Thread: The Obamanation
View Single Post
Old 11-17-2009, 09:20 PM   #1021
classicman
barely disguised asshole, keeper of all that is holy.
 
Join Date: Nov 2007
Posts: 23,401
Obama won no concessions from China on points at issue

Quote:
BEIJING — President Barack Obama on Wednesday wraps up a three-day visit to China that's left him keenly aware of the limits of his administration's leverage over this economic powerhouse on issues from currency exchange rates to human rights.

Obama has little leverage over China , in part because the U.S. depends on the Chinese to finance the U.S. government's growing debt, and because of the perception in China , which for years was an economic nonentity, that the U.S. is troubled and China is ascendant.

Administration officials said that the China stop, part of a four-nation Asia tour that will conclude Thursday in South Korea , was a success because it laid the groundwork for a more focused U.S.- China alliance to tackle everything from global warming to nuclear weapons containment.

China gave no evident ground on the points at issue, however.
n two areas in which the United States wants to shift China's positions — valuation of the Chinese currency and the Chinese government's censorship practices and human rights abuses — no advances were announced, however.
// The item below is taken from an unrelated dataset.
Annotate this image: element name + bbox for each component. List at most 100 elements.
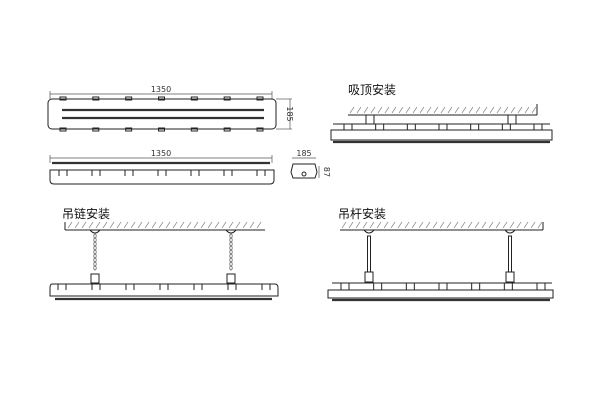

The U.S. is the world's largest economy; China's the world's most populous nation, with the third largest gross domestic product. China has helped keep the American economy afloat through the recession. Its huge trade surplus with the United States — and the $800 billion worth of American government debt that it holds — is economically unsustainable and leaves the U.S. dependent on Beijing's financial favor, however.

Obama has called for China to stop undervaluing its currency and adopt a more market-based standard as one way to begin reducing the trade imbalance.


Other aspects of Obama's visit also were sobering. Even as he arrived Sunday night, human rights organizations reported that the Chinese government was rounding up and arresting dissidents to ensure that they couldn't reach out to the U.S.

The following day, Hu allowed Obama's town-hall meeting, the first such event for a Western leader in China , to air on local television in Shanghai — but not nationally.

Hu didn't agree to any news conferences at which reporters could ask questions.

There were no chants of "O-ba-ma!" at the town hall meeting. Instead, 400 students selected by authorities at their universities awaited his arrival in silence, sitting rigidly and displaying little emotion.
Link

Good luck with that plan. You've got as good a chance of that happening as asking the opposing team not to play their star players. Why would China do that when it is clearly NOT in their best interest?